Watching this spectacle, one only hopes that progressives will emerge from this moment of confusion with a renewed sense of purpose and a strategy for achieving that purpose. They're going to need it.
On a more personal note, this is my last "Council Watch," and I hope you'll indulge me in a little last-minute reflection. I moved to Austin in 1993, the year the city's growing size forced them to split the phone books into Yellow Pages and residential. And like everyone else who's been here for more than five minutes, I've seen changes in my time. What I'm about to say may shock you, so get ready: Things in Austin have gotten a little tense lately. The way things are going -- especially for someone in my line of work -- it's hard to go about your daily business without constantly being prompted to think about, and often fret about, the massive changes and where it's all headed.
A Personal Note
So dig this: I'm moving to Houston in search of, among other things, a mellower way of life. In addition to a variety of personal factors, there are some half-serious reasons that I would like to mention, by way of partial explanation:
1) Excluding rush hour, traffic in Houston is not as bad as it is in Austin. Granted, this is due to the gigantic and ever-increasing number of big roads and highways there, but still, it's easy to get places. Not that I advocate profligate road building; I urge all Austinites to keep fighting the good fight for alternate forms of transportation. I myself plan to take the bus to my new job (just like Clare Barry and Will Wynn!) downtown.
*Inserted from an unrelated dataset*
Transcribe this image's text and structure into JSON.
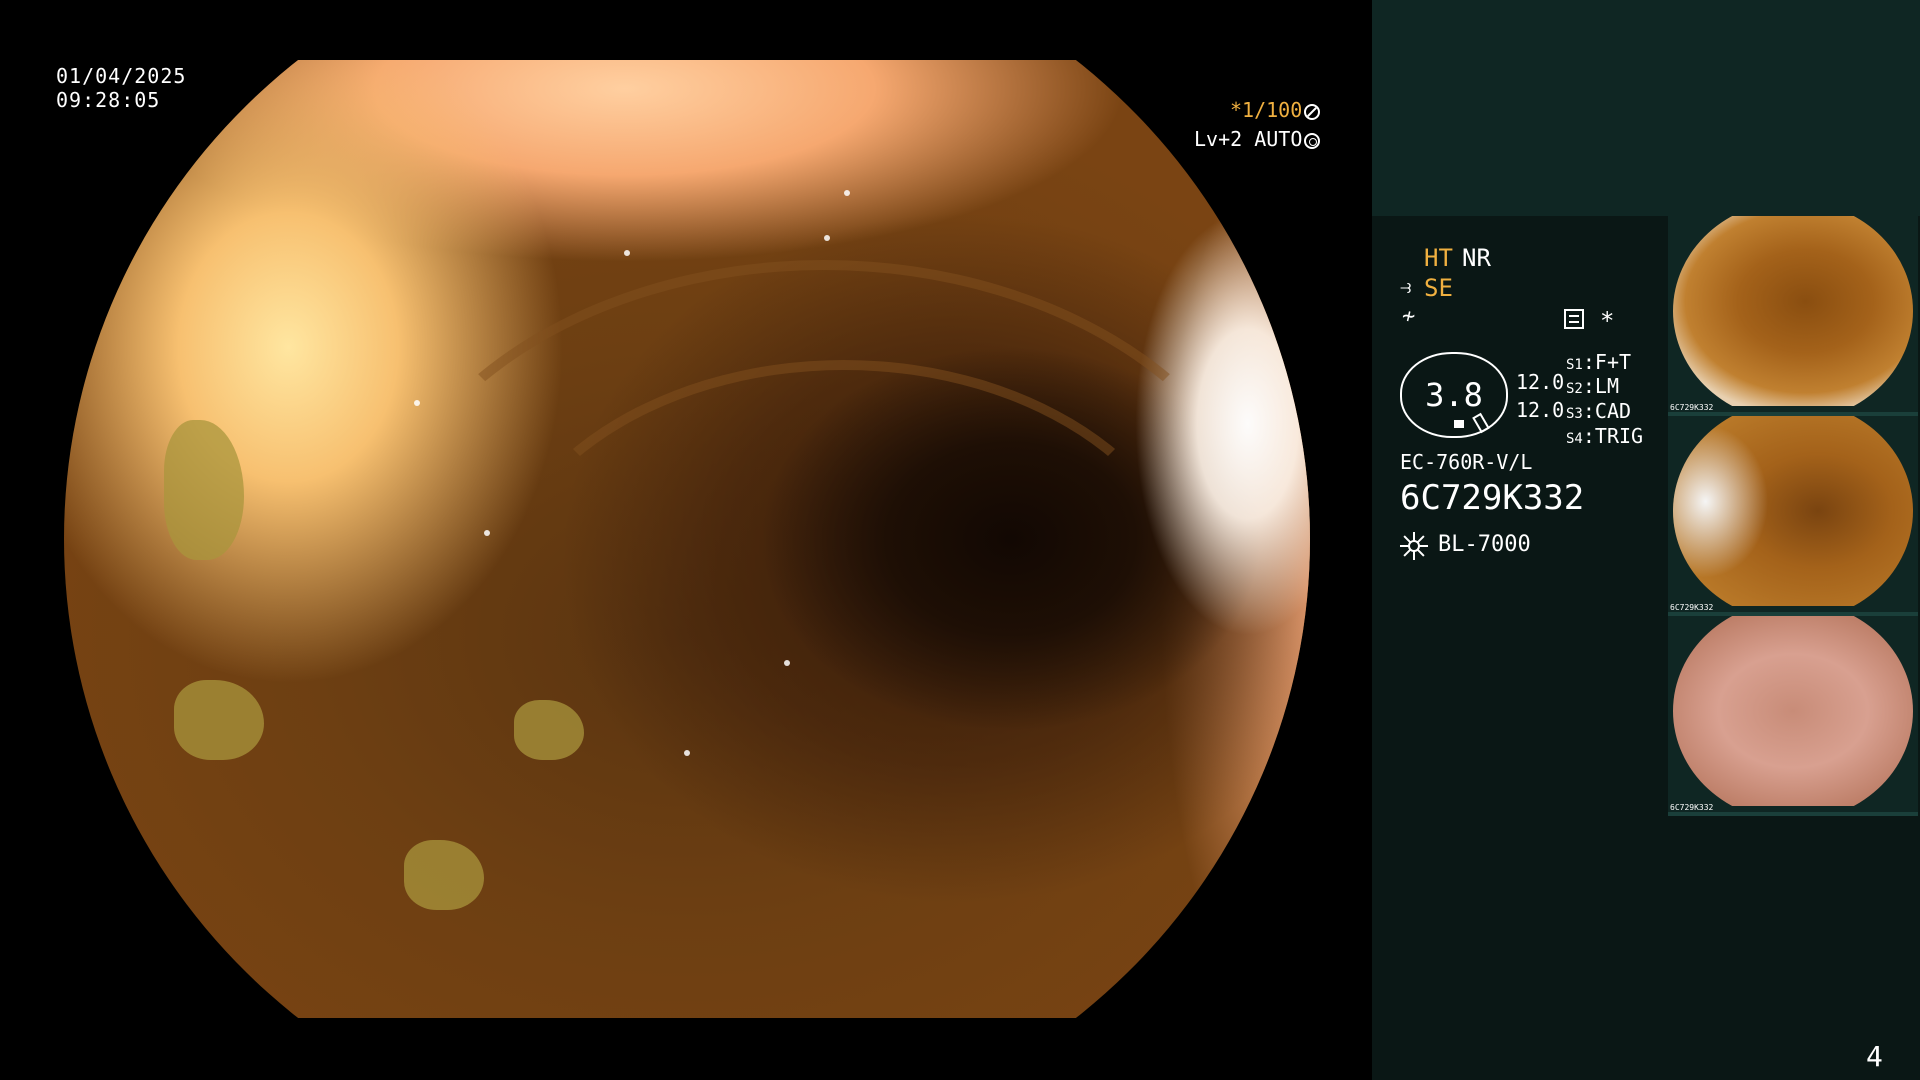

2) Houston is a much cooler town than you think it is, but I won't try to explain that here.
3) Due to the lack of zoning laws and general architectural anarchy, it's easier to stay relaxed in the face of perceived crimes by developers and other capitalists. My newly acquired Houston bungalow is neighbor to other quaint old homes, for sure -- but also to decrepit old tear-downs, vulgar new townhomes, the occasional industrial warehouse, and four Randall Davis condo projects, for heaven's sake. But somehow, all that doesn't seem like such a big deal in Houston. They just let it slide.
Okay, I think that's enough of my tough-chick front. Though there's truth in everything written above, the fact remains that Austin has it over Houston in a million little (as well as not so little) ways, and even our exploding growth is not likely to change that anytime soon. If I started recounting them all now I would probably start to cry, and decide not to leave, and have to beg the Chronicle for my job back, and that would be embarrassing.
So in closing I will simply exhort you to keep making the extra effort it takes to keep Austin itself. It goes without saying that this city would not remain the fabulous place that it is without people who fight continually for its preservation. All these people, and their constant -- if sometimes flawed -- dedication to a common cause, are what I'll remember most from my two years of writing "Council Watch."